Terdapat tiga buah foto bersejarah yang mengabadikan momen proklamasi 17 Agustus 1945. Foto tersebut antara lain ketika Soekarno membacakan Proklamasi, pengibaran bendera Merah Putih, dan suasana upacara. Ketiga foto tersebut tidak akan ada jika tanpa jasa dari sosok Mendur Bersaudara.
Berdasarkan informasi pada buku Beberapa Tokoh dalam Sejarah Minahasa Seri 1 oleh Denni HR Pinontoan, proklamasi kemerdekaan Indonesia saat itu berlangsung sederhana. Bahkan hanya ada dua fotografer yang hadir, yaitu Alex dan Frans Mendur. Mereka mengabadikan momen bersejarah ini menggunakan kamera Leica Leitz, dilansir dari situs resmi detik .co.id
Seperti apakah sosok Mendur Bersaudara? Ini dia profil dan biografi singkat keduanya yang dirangkum dari Kisah-Kisah kecil Beberapa Tokoh dalam Sejarah Minahasa Seri 1 oleh Denni HR Pinontoan dan Hidup Penuh Berkah oleh M Husnaini. Mari simak informasi lengkapnya!
Mengenal Keluarga Mendur
August Mendur dan Ariantje Mononimbar adalah pasangan Minahasa yang memiliki sebelas anak. Ivan RB Kaunang, sejarawan dari Universitas Sam Ratulangi Manado, mencatat bahwa August Mendur memiliki kemampuan dalam pengobatan tradisional menggunakan obat ‘makatana’, yang diwarisi dari ayahnya.
Alex adalah anak pertama dikeluarga ini, sementara Frans adalah anak keempat. Keluarga ini tinggal di Kawangkoan. Alex lahir pada 7 November 1907 di Kawangkoan dan meninggal di Bandung pada 31 Desember 1984. Alex menikah dengan Innes Mandoinsong, dan mereka memiliki tiga anak, yaitu Lexy Rudolf Mendur, Yvone Marlene Mendur, dan Maya Mayon Mendur.
Frans, yang lahir pada 16 April 1913 di Kawangkoan, menikah dengan Jamailah binti Sariih. Mereka memiliki empat anak, yaitu Jian Samartini Mendur, Johny Sumanjono Mendur, Zakaria, dan Juni Prihatini. Frans meninggal di Jakarta pada 16 April 1971. Nama tengah Frans, ‘Soemarto’, diberikan oleh ayah angkatnya di Jawa.

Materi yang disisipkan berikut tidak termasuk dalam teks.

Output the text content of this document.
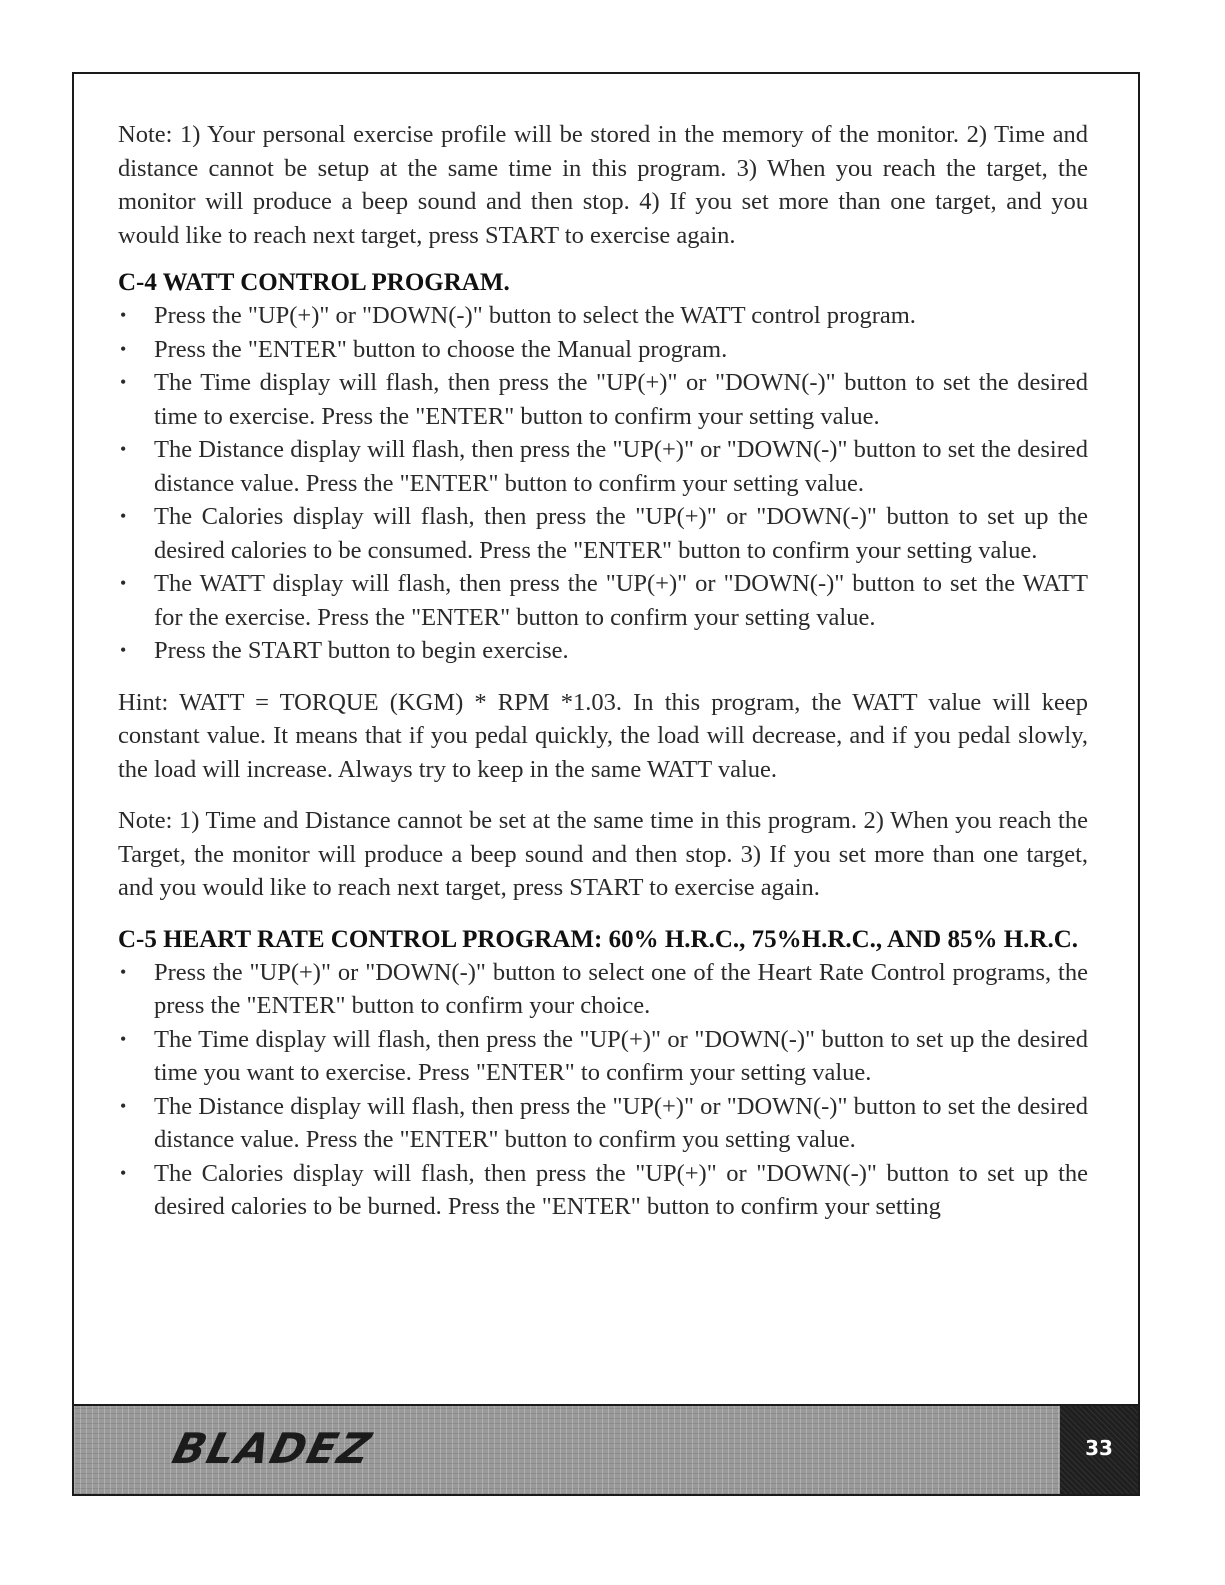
Note: 1) Your personal exercise profile will be stored in the memory of the monitor. 2) Time and distance cannot be setup at the same time in this program. 3) When you reach the target, the monitor will produce a beep sound and then stop. 4) If you set more than one target, and you would like to reach next target, press START to exercise again.

C-4 WATT CONTROL PROGRAM.
• Press the "UP(+)" or "DOWN(-)" button to select the WATT control program.
• Press the "ENTER" button to choose the Manual program.
• The Time display will flash, then press the "UP(+)" or "DOWN(-)" button to set the desired time to exercise. Press the "ENTER" button to confirm your setting value.
• The Distance display will flash, then press the "UP(+)" or "DOWN(-)" button to set the desired distance value. Press the "ENTER" button to confirm your setting value.
• The Calories display will flash, then press the "UP(+)" or "DOWN(-)" button to set up the desired calories to be consumed. Press the "ENTER" button to confirm your setting value.
• The WATT display will flash, then press the "UP(+)" or "DOWN(-)" button to set the WATT for the exercise. Press the "ENTER" button to confirm your setting value.
• Press the START button to begin exercise.

Hint: WATT = TORQUE (KGM) * RPM *1.03. In this program, the WATT value will keep constant value. It means that if you pedal quickly, the load will decrease, and if you pedal slowly, the load will increase. Always try to keep in the same WATT value.

Note: 1) Time and Distance cannot be set at the same time in this program. 2) When you reach the Target, the monitor will produce a beep sound and then stop. 3) If you set more than one target, and you would like to reach next target, press START to exercise again.

C-5 HEART RATE CONTROL PROGRAM: 60% H.R.C., 75%H.R.C., AND 85% H.R.C.
• Press the "UP(+)" or "DOWN(-)" button to select one of the Heart Rate Control programs, the press the "ENTER" button to confirm your choice.
• The Time display will flash, then press the "UP(+)" or "DOWN(-)" button to set up the desired time you want to exercise. Press "ENTER" to confirm your setting value.
• The Distance display will flash, then press the "UP(+)" or "DOWN(-)" button to set the desired distance value. Press the "ENTER" button to confirm you setting value.
• The Calories display will flash, then press the "UP(+)" or "DOWN(-)" button to set up the desired calories to be burned. Press the "ENTER" button to confirm your setting
BLADEZ	33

Sepak Terjang Mendur Bersaudara
Di usia remaja, Alex dan Frans merantau ke Jawa. Mereka memulai karier di Surabaya sebelum pindah ke Batavia. Di Surabaya, Alex bergabung dengan organisasi Persatuan Bangsa Indonesia (PBI) yang dipimpin oleh Dr Soetomo.
Kemudian, Alex bekerja sebagai wartawan foto di De Java Bode, sebuah koran berbahasa Belanda tertua yang terbit sejak 1852. Ia bekerja di koran tersebut dari 1932 hingga 1935. Selama pendudukan Jepang, De Java Bode tidak terbit, tetapi terbit kembali setelah kemerdekaan hingga 1958.
Frans mengikuti jejak kakaknya dengan bekerja di De Java Bode mulai tahun 1935. Dia belajar fotografi dari Alex dan menguji keterampilannya dengan mengirim foto ke De Java Bode dan mingguan Wereldnieuws. Frans diterima sebagai pembantu wartawan foto.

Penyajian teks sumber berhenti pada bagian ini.